We propose that intrinsic defects in cellular metabolism cause epithelial dysfunction (metabolic injury) evoking attempts of the ISC niche to reconstitute normal tissue architecture and function. Metabolic injury may cause aberrant tissue responses reminiscent of intestinal reconstitution and, failure to resolve metabolic injuries leads to incomplete tissue healing and persistence of focal inflammatory lesions, predisposing IBD patients to remitting disease phenotypes or even tumor formation. The underlying causes of metabolic injury are most likely highly individual, and comprise an interrelated portfolio of genetic susceptibility and triggers from the luminal environment, including diet and the microbiome[10,177-180]. Functional adaptations of the epithelium and in particular, the ISC niche are initiated by extrinsic signals affecting cellular metabolism. It remains largely elusive which factors targeting mitochondrial function control epithelial cell regeneration in response to metabolic disruption, and how these signals contribute to either healing and tissue homeostasis, or favor chronic inflammation or tumorigenesis.

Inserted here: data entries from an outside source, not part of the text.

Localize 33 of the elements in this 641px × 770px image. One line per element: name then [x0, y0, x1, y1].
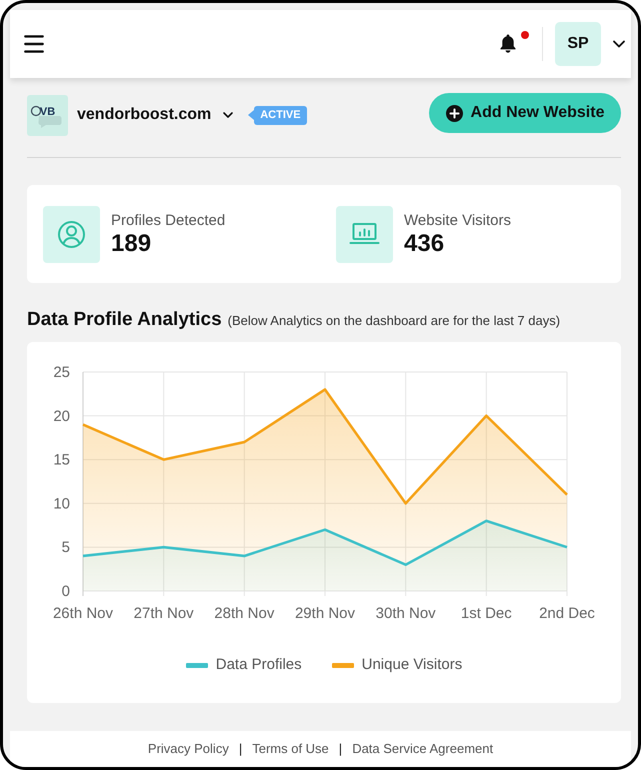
x-axis-label: 28th Nov	[214, 605, 274, 622]
x-axis-label: 2nd Dec	[539, 605, 595, 622]
stat-label: Website Visitors	[404, 212, 511, 230]
stat-label: Profiles Detected	[111, 212, 226, 230]
y-axis-tick-label: 15	[53, 452, 70, 469]
add-website-button[interactable]: Add New Website	[429, 93, 621, 133]
stat-value: 189	[111, 230, 152, 258]
x-axis-label: 1st Dec	[460, 605, 512, 622]
y-axis-tick-label: 25	[53, 364, 70, 381]
footer-separator: |	[238, 740, 242, 758]
footer-separator: |	[338, 740, 342, 758]
y-axis-tick-label: 20	[53, 408, 70, 425]
plus-circle-icon	[446, 104, 463, 122]
footer-link[interactable]: Data Service Agreement	[352, 739, 494, 759]
legend-label[interactable]: Unique Visitors	[362, 654, 462, 676]
x-axis-label: 30th Nov	[376, 605, 436, 622]
stat-value: 436	[404, 230, 446, 258]
site-logo: VB	[27, 94, 68, 136]
x-axis-label: 26th Nov	[52, 605, 114, 622]
y-axis-tick-label: 5	[62, 539, 70, 556]
y-axis-tick-label: 0	[62, 583, 70, 600]
website-selector[interactable]: vendorboost.com	[77, 103, 236, 127]
bell-icon	[499, 34, 517, 53]
x-axis-label: 29th Nov	[294, 605, 356, 622]
avatar-button[interactable]: SP	[555, 22, 601, 66]
legend-label[interactable]: Data Profiles	[216, 654, 302, 676]
section-subtitle: (Below Analytics on the dashboard are for the last 7 days)	[228, 312, 560, 330]
footer-link[interactable]: Terms of Use	[252, 739, 329, 759]
laptop-chart-icon	[336, 206, 393, 263]
footer-link[interactable]: Privacy Policy	[148, 739, 229, 759]
section-title: Data Profile Analytics	[27, 308, 222, 332]
x-axis-label: 27th Nov	[134, 605, 194, 622]
y-axis-tick-label: 10	[53, 495, 70, 512]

More research is needed to elucidate the metabolic program of the intestinal interface, and its pathogenic role in the etiology of inflammatory and tumorigenic disorders. Next to metabolites involved in host-microbiome metabolic communication discussed in this review, there is a vast number of additional candidate pathways like vitamin B[181] and lipid metabolism[182] that converge on epithelial function[183]. Thus, a better molecular understanding of signals and mediators in regenerative tissue responses and resolution of metabolic injuries is critical to develop clinically-relevant therapeutic interventions focusing on the enforcement of epithelial regenerative capacity by improving metabolic fitness, a novel strategy for combating intestinal diseases.